Menudo padre le tocó al pobre Duncan Jones: un tal David Bowie. Pero el muchachito superó con creces el rótulo de “hijo de” gracias a dos muy buenas películas de ciencia ficción como Moon (2009) –editada aquí en DVD con el título En la Luna– y Ocho minutos antes de morir. En ambas se percibía quizá no una voz autoral, pero sí una con intereses, temas y una visión del mundo claros y definidos. Todo eso aquí brilla por su ausencia debido a la tendencia de las grandes producciones a esmerilar cualquier atisbo de huella de sus responsables en pos de la espectacularidad y la grandilocuencia. En ese sentido, un pequeño punto a favor de El primer encuentro de dos mundos es que esas ínfulas son funcionales al relato y no al revés. Incluso el guión de Jones y Charles Leavitt apuesta por desarrollar sus personajes, en línea con la idea de sacarles todo el jugo en una secuela que, dados los pésimos resultados de taquilla y crítica en Estados Unidos, posiblemente nunca vea la luz. Que ellos tengan nulo gramaje emocional y capacidad de empatía se debe, primero, a la pluma autómata detrás de los diálogos, pero también a un elenco compuesto por intérpretes de madera, cada cual más musculoso que el anterior pero hermanados en la desgracia de un carisma tendiente a cero.
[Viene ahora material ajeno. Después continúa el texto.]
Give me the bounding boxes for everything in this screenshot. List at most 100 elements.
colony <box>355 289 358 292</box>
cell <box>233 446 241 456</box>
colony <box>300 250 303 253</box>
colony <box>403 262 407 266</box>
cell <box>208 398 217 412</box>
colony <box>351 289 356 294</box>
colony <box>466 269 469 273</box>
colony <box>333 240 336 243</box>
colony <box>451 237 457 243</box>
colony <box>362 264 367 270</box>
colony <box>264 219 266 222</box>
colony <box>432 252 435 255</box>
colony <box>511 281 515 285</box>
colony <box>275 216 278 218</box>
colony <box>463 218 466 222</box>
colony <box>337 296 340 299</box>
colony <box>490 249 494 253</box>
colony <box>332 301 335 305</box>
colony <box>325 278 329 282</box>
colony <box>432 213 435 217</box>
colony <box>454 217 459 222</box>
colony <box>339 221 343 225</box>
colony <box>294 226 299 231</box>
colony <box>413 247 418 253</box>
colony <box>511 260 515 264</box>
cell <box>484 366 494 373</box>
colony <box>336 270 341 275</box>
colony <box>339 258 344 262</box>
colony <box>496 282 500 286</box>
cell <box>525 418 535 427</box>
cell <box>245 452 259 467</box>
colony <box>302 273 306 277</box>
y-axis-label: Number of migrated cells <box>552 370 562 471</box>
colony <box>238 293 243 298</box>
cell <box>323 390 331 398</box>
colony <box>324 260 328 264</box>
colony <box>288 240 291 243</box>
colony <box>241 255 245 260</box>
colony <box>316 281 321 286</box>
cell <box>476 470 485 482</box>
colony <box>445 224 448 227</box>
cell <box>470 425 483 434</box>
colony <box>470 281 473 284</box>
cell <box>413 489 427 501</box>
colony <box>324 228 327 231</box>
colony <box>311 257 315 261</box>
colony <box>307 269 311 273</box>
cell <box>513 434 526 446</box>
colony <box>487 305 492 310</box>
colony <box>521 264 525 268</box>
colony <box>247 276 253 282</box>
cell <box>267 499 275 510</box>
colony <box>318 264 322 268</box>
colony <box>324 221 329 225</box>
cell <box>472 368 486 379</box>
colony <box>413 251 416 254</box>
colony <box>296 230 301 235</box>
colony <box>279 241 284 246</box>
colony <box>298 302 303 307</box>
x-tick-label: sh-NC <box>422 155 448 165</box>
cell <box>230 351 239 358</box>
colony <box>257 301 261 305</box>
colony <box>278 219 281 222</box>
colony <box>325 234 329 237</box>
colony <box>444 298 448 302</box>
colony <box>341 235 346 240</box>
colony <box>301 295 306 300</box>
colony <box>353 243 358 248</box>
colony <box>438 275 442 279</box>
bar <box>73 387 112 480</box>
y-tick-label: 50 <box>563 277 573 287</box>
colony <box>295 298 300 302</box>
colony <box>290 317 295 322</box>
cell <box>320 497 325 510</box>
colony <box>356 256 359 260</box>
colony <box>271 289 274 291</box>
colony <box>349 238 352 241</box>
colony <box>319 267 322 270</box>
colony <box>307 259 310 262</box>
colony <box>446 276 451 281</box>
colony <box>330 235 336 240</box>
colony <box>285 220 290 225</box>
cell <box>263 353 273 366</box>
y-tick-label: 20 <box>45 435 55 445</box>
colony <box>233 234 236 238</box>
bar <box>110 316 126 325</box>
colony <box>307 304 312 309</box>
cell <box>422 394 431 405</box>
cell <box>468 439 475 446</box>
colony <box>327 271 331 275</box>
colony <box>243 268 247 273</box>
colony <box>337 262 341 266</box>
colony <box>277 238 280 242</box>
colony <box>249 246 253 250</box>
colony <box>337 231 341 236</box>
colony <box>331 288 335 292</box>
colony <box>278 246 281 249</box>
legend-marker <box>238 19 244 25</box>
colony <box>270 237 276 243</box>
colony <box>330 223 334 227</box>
La mitología del juego es enorme y compleja, acorde al sinfín de expansiones y nuevas versiones editadas desde 1994 hasta la actualidad. La condensación en dos horas de metraje obliga al recorte, limitando el arco dramático al avance de los orcos sobre el mundo humano, al cual llegan gracias a un portal abierto a fuerza de energía verde “mala”. A ella, claro, se le opone una azul y “buena” administrada por un mago pelilargo, con barbita y de habla parabólica sacado de una adaptación bíblica de Franco Zeffirelli. Jones replica de Game of Thrones el campeo narrativo entre las internas de la cocina del poder de ambos bandos y los esperados enfrentamientos entre ellos, siempre a puro sablazos, trompadas y algún que otro hechizo sacado de la galera cuando no hay resolución narrativa coherente a la vista.